A small object loops a vertical loop of radius $R$ in which a symmetrical section of $2\alpha$ has been removed. Find the maximum and minimum heights from which the object after loosing contact with the loop at point $A$ and flying through the air, will reach point $B$. Then the possible values of H are 

Let $v_0$ be the speed of the object at point $A$. Between $A$ and $B$ path of the object is a parabola, where

$AB=$range

or $2R \sin \alpha =\frac{2 v_0^2 \sin \alpha \cos \alpha }{g}$

So, $v_0^2=\frac{gR}{\cos \alpha } ...\left(1\right)$

Applying conservation of mechanical energy at $P$ and $A$ we get

$mgH=mgR\left(1+\cos \alpha \right)+\frac{1}{2} m{v}_0^2$

or $\frac{H}{R}=1+\cos \alpha +\frac{v_0^2}{2gR}$

but $\frac{v_0^2}{gR}=\frac{1}{\cos \alpha }$        (from equation $\left(1\right)$)

$\therefore \frac{H}{R}=1+\cos \alpha +\frac{1}{2 \cos \alpha }=k$ (say)

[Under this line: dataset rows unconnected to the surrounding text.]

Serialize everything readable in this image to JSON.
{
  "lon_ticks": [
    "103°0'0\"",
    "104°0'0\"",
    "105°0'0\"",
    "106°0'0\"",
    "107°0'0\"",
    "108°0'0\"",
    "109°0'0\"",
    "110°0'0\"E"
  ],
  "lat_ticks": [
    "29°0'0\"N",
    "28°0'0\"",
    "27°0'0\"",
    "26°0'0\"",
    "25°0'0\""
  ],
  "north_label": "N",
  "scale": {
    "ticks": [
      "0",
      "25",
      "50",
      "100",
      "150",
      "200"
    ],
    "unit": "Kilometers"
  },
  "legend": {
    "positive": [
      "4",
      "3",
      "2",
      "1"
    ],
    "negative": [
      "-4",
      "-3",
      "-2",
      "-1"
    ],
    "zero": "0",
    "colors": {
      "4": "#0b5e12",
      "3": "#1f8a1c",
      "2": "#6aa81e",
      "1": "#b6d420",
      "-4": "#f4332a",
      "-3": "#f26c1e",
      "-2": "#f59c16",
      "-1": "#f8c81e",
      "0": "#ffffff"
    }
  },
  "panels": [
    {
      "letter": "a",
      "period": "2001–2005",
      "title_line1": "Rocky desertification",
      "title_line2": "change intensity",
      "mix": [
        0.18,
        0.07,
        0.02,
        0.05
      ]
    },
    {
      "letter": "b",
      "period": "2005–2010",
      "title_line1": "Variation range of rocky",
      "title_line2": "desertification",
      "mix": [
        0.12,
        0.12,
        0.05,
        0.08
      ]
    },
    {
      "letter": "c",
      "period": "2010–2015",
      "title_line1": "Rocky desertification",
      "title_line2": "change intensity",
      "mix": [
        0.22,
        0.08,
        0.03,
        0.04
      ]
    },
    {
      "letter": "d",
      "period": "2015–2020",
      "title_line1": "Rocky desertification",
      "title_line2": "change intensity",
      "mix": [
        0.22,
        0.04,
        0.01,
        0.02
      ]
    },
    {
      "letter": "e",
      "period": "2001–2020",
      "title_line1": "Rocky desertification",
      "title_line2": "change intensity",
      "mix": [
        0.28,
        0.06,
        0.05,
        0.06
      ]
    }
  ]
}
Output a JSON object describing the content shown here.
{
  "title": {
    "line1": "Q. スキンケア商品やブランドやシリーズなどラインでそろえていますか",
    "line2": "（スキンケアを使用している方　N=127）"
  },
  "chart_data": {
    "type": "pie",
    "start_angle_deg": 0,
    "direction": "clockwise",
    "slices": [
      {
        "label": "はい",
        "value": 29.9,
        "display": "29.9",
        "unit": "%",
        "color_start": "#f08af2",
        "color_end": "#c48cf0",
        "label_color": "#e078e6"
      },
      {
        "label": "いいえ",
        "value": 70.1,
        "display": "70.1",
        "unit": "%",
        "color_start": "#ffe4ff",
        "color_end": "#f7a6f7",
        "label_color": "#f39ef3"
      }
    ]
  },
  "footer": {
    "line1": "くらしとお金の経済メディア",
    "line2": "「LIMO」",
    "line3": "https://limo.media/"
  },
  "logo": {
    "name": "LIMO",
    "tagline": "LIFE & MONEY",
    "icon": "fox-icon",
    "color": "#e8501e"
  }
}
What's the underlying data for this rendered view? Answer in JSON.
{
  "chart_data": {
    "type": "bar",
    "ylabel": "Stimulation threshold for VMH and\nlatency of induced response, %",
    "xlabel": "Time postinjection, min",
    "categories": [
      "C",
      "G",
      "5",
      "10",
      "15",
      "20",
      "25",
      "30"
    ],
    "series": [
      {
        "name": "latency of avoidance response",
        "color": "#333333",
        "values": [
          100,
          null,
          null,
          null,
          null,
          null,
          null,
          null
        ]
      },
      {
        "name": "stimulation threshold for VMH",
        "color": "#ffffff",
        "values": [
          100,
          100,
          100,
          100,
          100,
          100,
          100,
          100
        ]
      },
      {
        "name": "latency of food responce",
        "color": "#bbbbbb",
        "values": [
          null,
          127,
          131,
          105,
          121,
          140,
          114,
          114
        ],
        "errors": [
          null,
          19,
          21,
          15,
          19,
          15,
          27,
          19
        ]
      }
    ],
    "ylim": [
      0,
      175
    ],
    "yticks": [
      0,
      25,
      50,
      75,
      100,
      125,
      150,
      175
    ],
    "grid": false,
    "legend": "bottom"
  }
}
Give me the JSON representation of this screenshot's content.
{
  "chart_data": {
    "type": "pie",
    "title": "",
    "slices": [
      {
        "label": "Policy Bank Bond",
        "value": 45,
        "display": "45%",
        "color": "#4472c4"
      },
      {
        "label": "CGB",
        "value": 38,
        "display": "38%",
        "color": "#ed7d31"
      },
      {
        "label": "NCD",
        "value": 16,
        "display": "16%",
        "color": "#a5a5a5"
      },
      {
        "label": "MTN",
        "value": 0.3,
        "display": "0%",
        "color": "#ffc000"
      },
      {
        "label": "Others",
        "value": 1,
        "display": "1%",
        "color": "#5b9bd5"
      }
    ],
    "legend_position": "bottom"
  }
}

or $2 {\cos }^2 \alpha -2(k-1) \cos \alpha +1=0$

or ${\cos }^2 \alpha -(k-1) \cos \alpha +\frac{1}{2}=0$

or $\cos \alpha =\frac{1}{2}\left(k-1\pm \sqrt{{\left(k-1\right)}^2-2}\right)$

now ${\left(k-1\right)}^2-2\ge 0$ or $k-1\ge \sqrt{2}$

or $k\ge (1+\sqrt{2}) .....\left(2\right)$

On the other hand,

$\cos \alpha \le 1$

i.e., $\frac{1}{2}\left[(k-1)+\sqrt{{(k-1)}^2-2}\right]\le 1$

or $\left(k-1\right)+\sqrt{{\left(k-1\right)}^2-2} \le 2$

or $\sqrt{{(k-1)}^2-2}\le {\left[2-(k-1)\right]}^2$

or $4k \le 10$

or $k\le 2.5 ...\left(3\right)$

Hence from $\left(2\right)$ and $\left(3\right)$ we have

$1+\sqrt{2} \le k\le 2.5$

or $\left(1+\sqrt{2}\right)R \le H\le 2.5 R \left(as k=\frac{H}{R}\right)$

or $2.414 R\le H\le 2.5 R$